Fix Zone

Philosophie des Orgasmus

Redaktion: 

Neu bei Suhrkamp: Claus-Steffen Mahnkopfs Philosophie des Orgasmus.

“Dass  Menschen  einander  lieben,  begehren,  attraktiv  finden,  miteinander  verkehren  –  das  ist  so  selbstverständlich,  dass  man  sich  immer wieder ins Bewusstsein rufen muss, wie wenig selbstverständlich  genau  dies  ist.  Fortpflanzung  folgt  aus  dem  Selbsterhaltungstrieb,  der  wiederum  logisch  aus  dem  Leben selbst folgt.
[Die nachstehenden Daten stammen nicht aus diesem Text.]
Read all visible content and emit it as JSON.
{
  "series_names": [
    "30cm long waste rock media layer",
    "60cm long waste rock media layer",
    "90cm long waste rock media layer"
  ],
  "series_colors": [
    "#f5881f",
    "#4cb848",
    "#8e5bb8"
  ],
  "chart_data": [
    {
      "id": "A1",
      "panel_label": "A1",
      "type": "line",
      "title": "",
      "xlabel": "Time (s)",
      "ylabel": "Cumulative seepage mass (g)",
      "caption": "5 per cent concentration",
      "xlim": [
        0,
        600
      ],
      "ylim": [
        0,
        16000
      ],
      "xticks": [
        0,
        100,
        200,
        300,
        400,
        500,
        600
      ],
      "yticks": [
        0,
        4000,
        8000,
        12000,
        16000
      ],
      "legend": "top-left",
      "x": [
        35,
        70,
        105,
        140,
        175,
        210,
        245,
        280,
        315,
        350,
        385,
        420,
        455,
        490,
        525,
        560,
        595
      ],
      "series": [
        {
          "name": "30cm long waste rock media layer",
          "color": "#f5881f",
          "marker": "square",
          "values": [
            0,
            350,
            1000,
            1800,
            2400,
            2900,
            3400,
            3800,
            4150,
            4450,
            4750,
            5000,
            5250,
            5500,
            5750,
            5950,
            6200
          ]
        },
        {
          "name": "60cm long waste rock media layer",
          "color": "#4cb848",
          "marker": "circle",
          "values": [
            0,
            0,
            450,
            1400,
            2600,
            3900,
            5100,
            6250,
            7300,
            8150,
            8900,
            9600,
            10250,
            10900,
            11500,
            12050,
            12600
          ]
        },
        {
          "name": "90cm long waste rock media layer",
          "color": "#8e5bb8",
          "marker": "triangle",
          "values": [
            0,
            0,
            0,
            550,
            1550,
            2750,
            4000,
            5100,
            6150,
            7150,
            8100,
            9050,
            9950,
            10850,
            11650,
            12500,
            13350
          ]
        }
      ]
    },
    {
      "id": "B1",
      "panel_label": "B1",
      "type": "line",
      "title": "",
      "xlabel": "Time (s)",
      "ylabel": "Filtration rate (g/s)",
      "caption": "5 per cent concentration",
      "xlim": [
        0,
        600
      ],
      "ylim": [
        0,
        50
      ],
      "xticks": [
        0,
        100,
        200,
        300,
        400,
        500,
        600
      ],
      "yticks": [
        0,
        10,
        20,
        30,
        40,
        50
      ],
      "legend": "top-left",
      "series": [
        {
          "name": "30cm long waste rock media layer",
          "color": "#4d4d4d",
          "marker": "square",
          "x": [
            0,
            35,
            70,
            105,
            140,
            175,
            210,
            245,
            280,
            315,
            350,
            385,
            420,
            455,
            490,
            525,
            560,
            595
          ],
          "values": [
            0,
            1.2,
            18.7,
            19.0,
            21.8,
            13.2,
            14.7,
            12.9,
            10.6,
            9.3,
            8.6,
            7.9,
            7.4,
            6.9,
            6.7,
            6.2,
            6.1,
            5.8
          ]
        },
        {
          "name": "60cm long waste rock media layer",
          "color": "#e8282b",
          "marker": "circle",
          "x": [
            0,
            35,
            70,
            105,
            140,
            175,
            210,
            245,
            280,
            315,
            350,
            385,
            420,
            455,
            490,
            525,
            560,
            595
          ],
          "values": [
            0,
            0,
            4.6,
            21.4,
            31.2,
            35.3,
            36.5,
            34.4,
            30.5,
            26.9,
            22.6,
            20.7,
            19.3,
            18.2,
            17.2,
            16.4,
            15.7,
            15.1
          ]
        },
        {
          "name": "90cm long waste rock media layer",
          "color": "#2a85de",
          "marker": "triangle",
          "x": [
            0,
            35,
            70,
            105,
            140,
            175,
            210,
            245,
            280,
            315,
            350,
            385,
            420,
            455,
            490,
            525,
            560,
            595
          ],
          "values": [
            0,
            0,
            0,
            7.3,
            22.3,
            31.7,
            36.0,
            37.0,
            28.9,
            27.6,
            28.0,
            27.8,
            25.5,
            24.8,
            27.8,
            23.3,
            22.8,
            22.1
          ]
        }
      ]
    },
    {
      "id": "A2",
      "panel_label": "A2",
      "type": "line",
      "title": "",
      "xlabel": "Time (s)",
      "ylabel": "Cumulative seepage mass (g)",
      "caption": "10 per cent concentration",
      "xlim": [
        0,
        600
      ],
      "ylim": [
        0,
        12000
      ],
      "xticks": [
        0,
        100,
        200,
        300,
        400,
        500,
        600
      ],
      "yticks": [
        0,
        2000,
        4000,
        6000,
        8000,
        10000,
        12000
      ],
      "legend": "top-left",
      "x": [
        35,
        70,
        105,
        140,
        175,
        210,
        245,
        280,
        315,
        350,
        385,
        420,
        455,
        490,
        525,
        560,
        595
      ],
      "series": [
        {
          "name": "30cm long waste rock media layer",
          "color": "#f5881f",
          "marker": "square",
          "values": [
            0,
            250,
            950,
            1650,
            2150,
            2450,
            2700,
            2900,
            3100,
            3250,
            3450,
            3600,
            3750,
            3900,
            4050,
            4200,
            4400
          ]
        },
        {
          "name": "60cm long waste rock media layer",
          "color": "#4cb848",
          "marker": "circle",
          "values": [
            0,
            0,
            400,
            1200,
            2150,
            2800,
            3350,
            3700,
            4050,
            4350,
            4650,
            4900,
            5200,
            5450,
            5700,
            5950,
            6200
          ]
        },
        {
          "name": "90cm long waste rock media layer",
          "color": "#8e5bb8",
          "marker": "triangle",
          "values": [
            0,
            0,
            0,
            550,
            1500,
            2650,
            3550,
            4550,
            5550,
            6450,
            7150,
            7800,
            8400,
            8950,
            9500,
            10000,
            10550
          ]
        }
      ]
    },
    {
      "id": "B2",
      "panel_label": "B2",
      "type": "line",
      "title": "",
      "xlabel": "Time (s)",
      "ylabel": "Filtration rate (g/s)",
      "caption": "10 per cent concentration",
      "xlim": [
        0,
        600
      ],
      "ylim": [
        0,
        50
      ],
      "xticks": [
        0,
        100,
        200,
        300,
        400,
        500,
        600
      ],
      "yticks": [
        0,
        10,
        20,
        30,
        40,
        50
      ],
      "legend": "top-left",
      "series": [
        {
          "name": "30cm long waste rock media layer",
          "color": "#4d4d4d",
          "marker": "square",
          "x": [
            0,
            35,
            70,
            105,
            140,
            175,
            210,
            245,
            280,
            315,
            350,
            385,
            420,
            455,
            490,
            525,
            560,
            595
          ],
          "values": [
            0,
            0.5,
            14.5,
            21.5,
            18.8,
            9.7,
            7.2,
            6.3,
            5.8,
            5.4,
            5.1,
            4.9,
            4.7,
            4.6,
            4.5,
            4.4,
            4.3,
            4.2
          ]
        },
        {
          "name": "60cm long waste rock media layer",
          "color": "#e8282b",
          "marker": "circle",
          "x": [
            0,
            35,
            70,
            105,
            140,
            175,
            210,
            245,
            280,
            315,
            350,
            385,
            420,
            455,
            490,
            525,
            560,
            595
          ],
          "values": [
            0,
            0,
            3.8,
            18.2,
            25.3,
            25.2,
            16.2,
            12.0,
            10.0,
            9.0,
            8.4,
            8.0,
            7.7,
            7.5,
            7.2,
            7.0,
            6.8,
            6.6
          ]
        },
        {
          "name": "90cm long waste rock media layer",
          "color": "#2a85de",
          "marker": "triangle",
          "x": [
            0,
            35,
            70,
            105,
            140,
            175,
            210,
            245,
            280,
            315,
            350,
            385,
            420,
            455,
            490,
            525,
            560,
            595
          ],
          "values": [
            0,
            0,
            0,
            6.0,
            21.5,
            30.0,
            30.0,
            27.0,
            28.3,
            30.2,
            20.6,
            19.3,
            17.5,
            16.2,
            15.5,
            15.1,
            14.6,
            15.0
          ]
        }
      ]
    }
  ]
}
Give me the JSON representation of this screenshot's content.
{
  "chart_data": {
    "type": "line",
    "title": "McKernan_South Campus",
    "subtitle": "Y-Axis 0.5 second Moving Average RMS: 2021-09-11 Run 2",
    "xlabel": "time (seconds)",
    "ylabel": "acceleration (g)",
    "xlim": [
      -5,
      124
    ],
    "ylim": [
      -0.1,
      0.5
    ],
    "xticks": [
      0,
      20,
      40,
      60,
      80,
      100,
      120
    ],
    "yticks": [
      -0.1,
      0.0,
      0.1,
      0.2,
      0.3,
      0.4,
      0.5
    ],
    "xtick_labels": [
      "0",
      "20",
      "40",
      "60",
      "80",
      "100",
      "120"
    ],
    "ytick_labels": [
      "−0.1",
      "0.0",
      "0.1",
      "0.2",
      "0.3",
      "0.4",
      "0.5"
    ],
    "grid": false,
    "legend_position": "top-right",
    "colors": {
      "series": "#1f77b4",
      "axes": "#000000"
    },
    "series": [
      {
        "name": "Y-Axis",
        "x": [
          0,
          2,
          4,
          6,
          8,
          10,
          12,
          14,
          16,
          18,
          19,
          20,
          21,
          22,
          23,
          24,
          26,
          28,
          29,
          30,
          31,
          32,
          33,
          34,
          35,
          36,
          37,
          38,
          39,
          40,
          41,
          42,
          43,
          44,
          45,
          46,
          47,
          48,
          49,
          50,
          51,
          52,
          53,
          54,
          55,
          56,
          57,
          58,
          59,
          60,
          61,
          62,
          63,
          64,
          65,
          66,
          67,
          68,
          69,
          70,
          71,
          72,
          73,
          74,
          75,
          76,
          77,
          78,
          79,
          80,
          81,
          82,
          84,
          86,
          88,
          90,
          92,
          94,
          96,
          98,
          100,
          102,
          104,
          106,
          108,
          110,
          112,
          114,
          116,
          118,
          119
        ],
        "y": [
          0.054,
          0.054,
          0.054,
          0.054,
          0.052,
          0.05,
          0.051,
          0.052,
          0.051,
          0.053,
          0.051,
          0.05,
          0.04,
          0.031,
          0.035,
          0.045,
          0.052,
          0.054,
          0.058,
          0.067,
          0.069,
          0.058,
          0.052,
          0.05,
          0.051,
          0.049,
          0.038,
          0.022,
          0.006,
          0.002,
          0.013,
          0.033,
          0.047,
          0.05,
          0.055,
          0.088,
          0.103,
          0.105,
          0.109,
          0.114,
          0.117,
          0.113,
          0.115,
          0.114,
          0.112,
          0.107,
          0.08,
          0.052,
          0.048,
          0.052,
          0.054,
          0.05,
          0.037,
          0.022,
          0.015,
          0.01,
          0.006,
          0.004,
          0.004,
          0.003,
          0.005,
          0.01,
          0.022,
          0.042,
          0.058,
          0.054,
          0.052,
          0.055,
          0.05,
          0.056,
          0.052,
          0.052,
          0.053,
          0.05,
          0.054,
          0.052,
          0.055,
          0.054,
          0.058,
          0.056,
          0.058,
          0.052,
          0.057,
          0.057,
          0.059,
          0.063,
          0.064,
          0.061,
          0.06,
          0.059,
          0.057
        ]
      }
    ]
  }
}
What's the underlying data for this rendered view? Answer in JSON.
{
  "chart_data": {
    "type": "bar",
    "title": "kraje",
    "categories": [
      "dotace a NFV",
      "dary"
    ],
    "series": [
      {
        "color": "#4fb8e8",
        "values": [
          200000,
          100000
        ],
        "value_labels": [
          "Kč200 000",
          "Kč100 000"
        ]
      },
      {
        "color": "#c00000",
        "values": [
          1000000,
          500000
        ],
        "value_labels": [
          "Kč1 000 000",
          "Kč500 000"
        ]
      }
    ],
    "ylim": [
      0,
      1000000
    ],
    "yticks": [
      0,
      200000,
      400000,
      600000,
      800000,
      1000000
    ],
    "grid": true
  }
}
Ist Leben einmal in der Welt, muss es sich verlängern  und  braucht  dazu  die  entsprechenden  Mittel. Aber Liebe, Gefühle, Emphase, Ekstase? Das ist nicht nötig und hat sich doch evolutionär herausgebildet.
Das trifft auch auf den sexuellen Höhepunkt zu. Nur wer, um  es  emphatisch  zu  formulieren,  jedes  Mal  staunt,  dass es ihn überhaupt gibt und wie er sich entfaltet, zeigt sich seiner  würdig.  Zum  Orgasmus  gehört  nämlich  das  Überwältigtwerden, das Übersteigen einer rationalen Kontrolle, und das hat er mit den elementaren Formen des Staunens gemein.“

Klappentext: Wer den schönsten Augenblick sucht, kommt rasch auf den Höhepunkt der Höhepunkte: den Orgasmus. Wiewohl Dauerthema in den Medien, ist die sexuelle Erfüllung mitnichten eine einfache Sache. Sie ist biologisch und kulturell, sinnlich und symbolisch, fleischlich und geistig, emotional und kommunikativ. Und weiblich und männlich, mithin zutiefst menschlich. In ihr treffen die Naturgeschichte und die Evolution auf die großen Erzählungen vom menschlichen Glück, einer emanzipierten Gesellschaft, einer reifen Liebeskultur und eines befreiten Geschlechterverhältnisses, kurz: eines guten Lebens.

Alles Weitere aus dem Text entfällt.